I suggest a group of six because they're a lot more interesting to watch when they're in groups, as they show behaviour that you'd otherwise rarely see. Rival pairs in the same tank will spar and display to each other constantly as they defend their respective territories. You could do 2 pairs of rams and a pair or trio of Apistos, if there is sufficient decor, especially along the bottom. Dwarf cichlids aren't overly aggressive to the point that they'll actively chase and attack potential threats to their fry. Plus, most fish are smart enough to know to run away from a pair of angry parents; worst I've seen from dwarf cichlids, except to members of the same species, is a torn fin here or there.


----------



## BigJag (Sep 26, 2011)

librarygirl23 said:


> Hi everyone,
> 
> I currently have a 29 gal tank with small community fish. I'd like some larger fish so I was originally going to get a separate larger tank but then I thought I might be able to combine the fish I have with some Dwarfs but I wanted to ask the experts first as I'm very new to Cichlids (in the research stage).
> 
> ...


 I have a 29 with 2 Bolivian Rams, 2 Laetecara Curviceps, 7 Red Minor Tetras and a Chinese Algae eater and they all get along fine.
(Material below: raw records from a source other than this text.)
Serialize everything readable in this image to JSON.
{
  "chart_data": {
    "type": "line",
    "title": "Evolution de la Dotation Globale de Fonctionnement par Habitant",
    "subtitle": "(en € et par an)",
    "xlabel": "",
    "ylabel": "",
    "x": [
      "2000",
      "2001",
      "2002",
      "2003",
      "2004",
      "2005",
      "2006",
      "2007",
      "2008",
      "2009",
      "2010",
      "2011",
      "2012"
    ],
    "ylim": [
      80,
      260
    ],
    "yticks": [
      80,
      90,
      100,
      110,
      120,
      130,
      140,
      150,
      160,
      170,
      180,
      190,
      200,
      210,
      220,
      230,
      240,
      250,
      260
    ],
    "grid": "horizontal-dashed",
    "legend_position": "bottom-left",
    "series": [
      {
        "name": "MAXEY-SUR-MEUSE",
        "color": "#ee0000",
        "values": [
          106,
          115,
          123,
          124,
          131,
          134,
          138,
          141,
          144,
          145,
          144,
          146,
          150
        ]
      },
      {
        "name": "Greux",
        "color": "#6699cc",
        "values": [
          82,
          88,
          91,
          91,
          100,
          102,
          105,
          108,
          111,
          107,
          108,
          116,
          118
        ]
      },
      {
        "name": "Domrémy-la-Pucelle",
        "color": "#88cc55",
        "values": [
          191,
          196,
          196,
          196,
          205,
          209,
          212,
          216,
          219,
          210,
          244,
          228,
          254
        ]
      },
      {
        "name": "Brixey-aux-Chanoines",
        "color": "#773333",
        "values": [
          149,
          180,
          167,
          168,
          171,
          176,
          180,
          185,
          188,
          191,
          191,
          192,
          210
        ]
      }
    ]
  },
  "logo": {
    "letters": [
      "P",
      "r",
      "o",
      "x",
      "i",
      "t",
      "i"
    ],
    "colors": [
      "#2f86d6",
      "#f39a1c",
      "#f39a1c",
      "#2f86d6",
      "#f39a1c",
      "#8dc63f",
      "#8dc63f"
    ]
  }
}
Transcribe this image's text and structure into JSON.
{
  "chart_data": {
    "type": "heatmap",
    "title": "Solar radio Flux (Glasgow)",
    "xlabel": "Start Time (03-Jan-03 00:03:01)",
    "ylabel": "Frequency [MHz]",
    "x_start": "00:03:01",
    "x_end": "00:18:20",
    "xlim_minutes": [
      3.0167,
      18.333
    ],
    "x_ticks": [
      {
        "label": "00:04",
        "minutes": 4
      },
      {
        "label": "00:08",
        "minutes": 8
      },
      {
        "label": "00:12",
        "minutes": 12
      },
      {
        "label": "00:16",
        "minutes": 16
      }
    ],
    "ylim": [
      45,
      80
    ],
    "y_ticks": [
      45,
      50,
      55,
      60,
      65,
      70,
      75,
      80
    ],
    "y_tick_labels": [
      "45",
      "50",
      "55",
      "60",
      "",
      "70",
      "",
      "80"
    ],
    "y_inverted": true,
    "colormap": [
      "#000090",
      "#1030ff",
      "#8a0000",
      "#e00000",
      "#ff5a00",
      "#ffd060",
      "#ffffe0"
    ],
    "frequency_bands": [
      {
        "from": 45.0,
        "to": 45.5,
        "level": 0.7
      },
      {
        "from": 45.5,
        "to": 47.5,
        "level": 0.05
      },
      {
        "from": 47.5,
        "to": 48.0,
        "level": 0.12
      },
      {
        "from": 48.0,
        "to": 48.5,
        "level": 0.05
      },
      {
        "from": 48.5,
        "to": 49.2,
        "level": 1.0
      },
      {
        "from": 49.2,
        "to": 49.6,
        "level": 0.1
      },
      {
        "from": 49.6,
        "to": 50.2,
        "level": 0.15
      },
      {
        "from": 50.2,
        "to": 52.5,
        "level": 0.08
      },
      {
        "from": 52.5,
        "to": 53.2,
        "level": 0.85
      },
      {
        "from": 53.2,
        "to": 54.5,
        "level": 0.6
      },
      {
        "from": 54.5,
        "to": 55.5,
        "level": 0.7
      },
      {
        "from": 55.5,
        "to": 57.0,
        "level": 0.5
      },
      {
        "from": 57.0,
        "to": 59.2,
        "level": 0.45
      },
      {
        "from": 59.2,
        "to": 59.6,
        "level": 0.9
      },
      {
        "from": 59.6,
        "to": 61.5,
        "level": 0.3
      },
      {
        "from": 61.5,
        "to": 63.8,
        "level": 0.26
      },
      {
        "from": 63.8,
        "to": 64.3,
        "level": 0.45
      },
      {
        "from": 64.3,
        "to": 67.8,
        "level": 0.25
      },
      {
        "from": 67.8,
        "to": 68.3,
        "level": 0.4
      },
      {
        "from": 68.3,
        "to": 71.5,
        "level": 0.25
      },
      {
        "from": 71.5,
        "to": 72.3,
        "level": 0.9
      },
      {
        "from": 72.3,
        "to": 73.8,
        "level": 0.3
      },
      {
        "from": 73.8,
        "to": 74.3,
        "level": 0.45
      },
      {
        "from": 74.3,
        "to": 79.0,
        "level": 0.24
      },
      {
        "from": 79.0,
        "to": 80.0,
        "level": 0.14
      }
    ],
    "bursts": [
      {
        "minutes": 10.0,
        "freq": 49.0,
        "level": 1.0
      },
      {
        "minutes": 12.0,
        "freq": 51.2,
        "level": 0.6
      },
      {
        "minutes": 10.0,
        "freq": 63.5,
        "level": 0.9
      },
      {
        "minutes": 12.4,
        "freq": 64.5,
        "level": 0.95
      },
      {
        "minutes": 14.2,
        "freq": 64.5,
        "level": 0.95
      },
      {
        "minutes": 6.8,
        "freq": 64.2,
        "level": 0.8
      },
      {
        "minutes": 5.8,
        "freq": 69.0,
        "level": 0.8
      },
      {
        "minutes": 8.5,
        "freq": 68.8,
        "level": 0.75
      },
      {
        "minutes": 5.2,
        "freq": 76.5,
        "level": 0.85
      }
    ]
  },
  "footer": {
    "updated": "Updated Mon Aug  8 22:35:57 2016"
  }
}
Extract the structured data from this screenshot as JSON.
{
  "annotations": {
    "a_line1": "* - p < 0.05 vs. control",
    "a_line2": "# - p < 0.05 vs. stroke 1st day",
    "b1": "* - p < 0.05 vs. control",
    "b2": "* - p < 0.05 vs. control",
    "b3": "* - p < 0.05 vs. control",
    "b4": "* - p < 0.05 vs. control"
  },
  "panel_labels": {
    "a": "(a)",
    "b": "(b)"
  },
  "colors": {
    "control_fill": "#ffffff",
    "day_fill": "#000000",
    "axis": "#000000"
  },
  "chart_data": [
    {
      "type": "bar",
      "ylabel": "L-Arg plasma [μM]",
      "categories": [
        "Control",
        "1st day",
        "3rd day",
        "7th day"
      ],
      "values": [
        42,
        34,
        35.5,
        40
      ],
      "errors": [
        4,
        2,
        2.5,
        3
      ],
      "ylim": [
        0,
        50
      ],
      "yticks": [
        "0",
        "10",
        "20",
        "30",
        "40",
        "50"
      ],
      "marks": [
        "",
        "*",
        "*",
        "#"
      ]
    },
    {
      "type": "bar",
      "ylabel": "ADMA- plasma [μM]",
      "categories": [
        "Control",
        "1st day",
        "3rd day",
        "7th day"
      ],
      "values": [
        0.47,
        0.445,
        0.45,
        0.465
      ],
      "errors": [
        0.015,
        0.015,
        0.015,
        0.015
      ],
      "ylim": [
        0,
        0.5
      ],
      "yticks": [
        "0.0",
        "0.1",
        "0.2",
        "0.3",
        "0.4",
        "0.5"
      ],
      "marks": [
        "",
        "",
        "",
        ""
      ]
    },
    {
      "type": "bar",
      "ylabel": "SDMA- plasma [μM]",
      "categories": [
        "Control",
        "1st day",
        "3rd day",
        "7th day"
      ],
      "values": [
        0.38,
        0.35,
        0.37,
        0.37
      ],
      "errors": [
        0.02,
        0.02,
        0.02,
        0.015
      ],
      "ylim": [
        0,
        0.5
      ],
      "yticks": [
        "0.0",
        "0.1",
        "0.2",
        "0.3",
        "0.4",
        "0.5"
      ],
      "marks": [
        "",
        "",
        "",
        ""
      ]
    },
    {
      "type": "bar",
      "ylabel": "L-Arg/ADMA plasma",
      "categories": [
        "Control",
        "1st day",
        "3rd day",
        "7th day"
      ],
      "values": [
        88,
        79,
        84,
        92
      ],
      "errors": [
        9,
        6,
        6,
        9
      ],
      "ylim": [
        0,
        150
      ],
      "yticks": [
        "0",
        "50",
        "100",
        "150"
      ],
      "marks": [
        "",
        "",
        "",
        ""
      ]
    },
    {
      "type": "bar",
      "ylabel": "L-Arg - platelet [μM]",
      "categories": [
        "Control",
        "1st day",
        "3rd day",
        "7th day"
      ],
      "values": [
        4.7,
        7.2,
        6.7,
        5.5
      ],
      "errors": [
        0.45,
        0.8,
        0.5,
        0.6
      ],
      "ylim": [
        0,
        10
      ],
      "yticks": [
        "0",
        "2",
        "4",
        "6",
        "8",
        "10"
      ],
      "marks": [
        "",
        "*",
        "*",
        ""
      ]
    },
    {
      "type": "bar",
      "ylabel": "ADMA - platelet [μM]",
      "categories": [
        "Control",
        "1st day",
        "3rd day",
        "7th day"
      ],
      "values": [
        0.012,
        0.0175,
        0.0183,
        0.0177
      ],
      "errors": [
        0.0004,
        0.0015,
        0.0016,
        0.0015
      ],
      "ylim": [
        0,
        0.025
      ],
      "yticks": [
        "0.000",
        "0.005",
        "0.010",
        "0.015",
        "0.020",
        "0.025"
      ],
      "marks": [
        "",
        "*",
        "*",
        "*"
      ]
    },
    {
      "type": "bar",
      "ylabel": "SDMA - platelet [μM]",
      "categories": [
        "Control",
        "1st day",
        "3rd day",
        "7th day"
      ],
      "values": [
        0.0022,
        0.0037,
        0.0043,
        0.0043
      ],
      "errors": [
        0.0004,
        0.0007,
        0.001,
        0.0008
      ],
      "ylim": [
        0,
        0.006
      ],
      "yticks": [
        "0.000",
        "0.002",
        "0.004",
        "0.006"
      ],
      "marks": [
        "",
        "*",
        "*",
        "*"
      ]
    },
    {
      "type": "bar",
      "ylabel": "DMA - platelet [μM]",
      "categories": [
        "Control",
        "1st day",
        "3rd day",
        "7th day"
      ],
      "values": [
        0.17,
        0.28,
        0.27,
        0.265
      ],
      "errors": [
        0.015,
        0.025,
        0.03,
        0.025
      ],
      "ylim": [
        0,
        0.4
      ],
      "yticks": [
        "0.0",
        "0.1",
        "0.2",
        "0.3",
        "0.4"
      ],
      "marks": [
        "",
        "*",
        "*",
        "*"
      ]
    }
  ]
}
I mean, no aggresion what-so-ever. You said you are new to Cichlids so I would probably stay away from Apistos for the time being, as they are a little less tolerant to any fluxuation of water conditions. Infact it's best to do 25-30% water changes 2x a week with Apistos. It's personal preference, but I think the German Blue's have better coloring than the Bolivians and they have relatively the same personality. Wish I would have seen GBR's when I purchased my Bolivians!! The Curviceps are also a beautiful, mild mannered fish. Their color can fluxuate from gray with blue specks throughout the body, to gray mixed with a tinge of yellow, to having a dark,dark colored belly with a darker blue coloring mixed with the gray on its' upper half. It all depends on their mood and you can actually watch it change in an instant!


----------